I find it more so of a time sink than actually learning anything when factoring quadratic polynomials with a coefficient attached to $x^2$

For instance, for any given expression $Ax^2+bx+c$ we must find the factors of both A and C. Such is the case in the following expression
$4x^2-4x-15$
combinations to try
a.(4x+15)(x-1) b.(4x-15)(x+1)
c.(4x-1)(x+15) d.(4x+1)(x-15)
e.(4x+5)(x-3) f.(4x-5)(x+3)
g.(4x+3)(x-5) h.(4x-3)(x+5)
i.(2x+15)(2x-1) j.(2x-15)(2x+1)
k.(2x+5)(2x-3) l.(2x-5)(2x+3)

L. Is correct

This seems very long and extraneous, is there a more effective manner to factor such problems instead of having to produce a list of all possible combinations? I have a ti83 program that can do this for me, but I would rather not resort to it if it will hurt my math skills later down the road.

Many Thanks

Moo · #2 $Old$ July 4th, 2009, 09:51 AM

Hello,

Factor A : $A\left(x^2+\frac bA x+\frac cA\right)$

Then apply methods you know (completing the square, ...)

allyourbass2212 · #3 $Old$ July 4th, 2009, 10:18 AM

Quote:

Originally Posted by Moo $View Post$

Hello,

Factor A : $A\left(x^2+\frac bA x+\frac cA\right)$

Then apply methods you know (completing the square, ...)

Unfortunately Moo I am teaching myself, and not only do that I fail to see that method in the current chapter, but in future chapters as well. Therefore I am afraid I am at somewhat of a loss in understanding this method.

skeeter · #4 $Old$ July 4th, 2009, 11:03 AM

link to a video showing another factoring technique ...

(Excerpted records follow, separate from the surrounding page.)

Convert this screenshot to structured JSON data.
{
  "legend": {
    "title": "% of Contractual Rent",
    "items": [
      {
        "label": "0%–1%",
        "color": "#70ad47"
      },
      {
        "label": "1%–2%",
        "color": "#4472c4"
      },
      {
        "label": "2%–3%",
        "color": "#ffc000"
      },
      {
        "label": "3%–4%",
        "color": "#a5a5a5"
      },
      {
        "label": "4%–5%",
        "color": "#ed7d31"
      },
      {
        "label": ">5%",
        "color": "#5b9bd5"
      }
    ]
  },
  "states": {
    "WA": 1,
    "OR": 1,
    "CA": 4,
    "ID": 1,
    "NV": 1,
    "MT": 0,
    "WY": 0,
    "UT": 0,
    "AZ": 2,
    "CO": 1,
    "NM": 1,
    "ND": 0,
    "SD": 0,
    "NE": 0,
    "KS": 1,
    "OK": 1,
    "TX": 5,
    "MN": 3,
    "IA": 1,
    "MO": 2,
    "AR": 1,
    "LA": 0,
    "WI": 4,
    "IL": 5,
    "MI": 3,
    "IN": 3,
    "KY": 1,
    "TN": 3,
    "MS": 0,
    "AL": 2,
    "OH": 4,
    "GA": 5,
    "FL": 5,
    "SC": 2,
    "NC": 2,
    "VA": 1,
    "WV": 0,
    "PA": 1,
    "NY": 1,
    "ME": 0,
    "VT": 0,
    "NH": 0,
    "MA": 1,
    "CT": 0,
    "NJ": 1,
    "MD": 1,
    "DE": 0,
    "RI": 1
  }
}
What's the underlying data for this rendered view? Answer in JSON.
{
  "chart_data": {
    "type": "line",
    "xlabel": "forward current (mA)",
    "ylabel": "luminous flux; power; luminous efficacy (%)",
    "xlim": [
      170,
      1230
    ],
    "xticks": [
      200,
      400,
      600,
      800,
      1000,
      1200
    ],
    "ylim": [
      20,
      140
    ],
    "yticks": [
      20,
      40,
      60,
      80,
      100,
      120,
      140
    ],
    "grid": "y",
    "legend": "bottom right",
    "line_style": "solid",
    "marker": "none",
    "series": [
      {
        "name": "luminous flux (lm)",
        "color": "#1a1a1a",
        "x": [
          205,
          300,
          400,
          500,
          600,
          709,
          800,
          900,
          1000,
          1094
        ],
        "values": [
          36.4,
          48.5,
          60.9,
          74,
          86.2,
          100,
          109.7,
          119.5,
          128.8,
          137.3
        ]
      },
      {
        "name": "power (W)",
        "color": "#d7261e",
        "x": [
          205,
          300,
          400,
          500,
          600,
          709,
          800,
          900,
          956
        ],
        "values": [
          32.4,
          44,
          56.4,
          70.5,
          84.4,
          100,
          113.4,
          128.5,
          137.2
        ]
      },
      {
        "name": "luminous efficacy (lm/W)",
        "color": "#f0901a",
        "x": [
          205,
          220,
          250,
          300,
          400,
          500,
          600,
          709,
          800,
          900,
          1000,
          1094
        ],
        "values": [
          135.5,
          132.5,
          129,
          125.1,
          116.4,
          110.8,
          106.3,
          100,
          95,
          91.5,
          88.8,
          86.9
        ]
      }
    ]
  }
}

http://www.revver.com/video/644652/f...g-coefficient/

Stroodle · #5 $Old$ July 4th, 2009, 11:19 AM

You can use the crisscross type method. Putting factors of 4 in the first column and factors of -15 in the second, then multiplying the top left by the bottom right, and bottom left by the top right. Then if the sum of these results is the same as the coefficient of the x term then you have your factors.
e.g.

$2\ \ -5$

$2\ \ \ \ \ 3$

$=6+ -10=-4$

It's still trial and error, but you'll find that the more of these you do, the faster and easier they become

allyourbass2212 · #6 $Old$ July 4th, 2009, 12:20 PM

Quote:

Originally Posted by skeeter $View Post$

link to a video showing another factoring technique ...

Factor a Quadratic Equation with a leading coefficient by yourtutoronlin -- Revver Online Video Sharing Network

VERY helpful thank you so very much, and everyone else too!

masters · #7 $Old$ July 4th, 2009, 01:15 PM

Hi Allyourbass2212,

Let me offer this method. It works all the time and is easy to understand.

I'll use your quadratic expression.

$4x^2-4x-15$

Multiply the coefficient of the quadratic term by the constant.

$4 \times -15 = -60$

You need to find 2 factors whose product is -60 and whose sum is -4 (the coefficient of the linear term).

It's not that hard. There is a small finite number of factors of -60.

$-2 \times 30$ Sum is not -4

$-3 \times 20$ Sum is not -4

$-4 \times 15$ Sum is not -4

$-5 \times 12$ Sum is not -4

$-6 \times 10$ Sum is not -4, but it is +4. So

$6 \times -10$ Sum is -4.

Now, it won't take you this many steps to come up with that combination. I just illustrated using the factors in sequential order. In reality, you should find them much quicker.

Now, what to do with these two factors. We will replace the linear coefficiet (-4) with these two factors. Watch:

$4x^2{\color{red}-10x+6x}-15$

Now use grouping to factor:

$(4x^2{\color{red}-10x)+(6x}-15)$

$2x(2x-5)+3(2x-5)$

$(2x+3)(2x-5)$

It seems like a long way, but it is very efficient.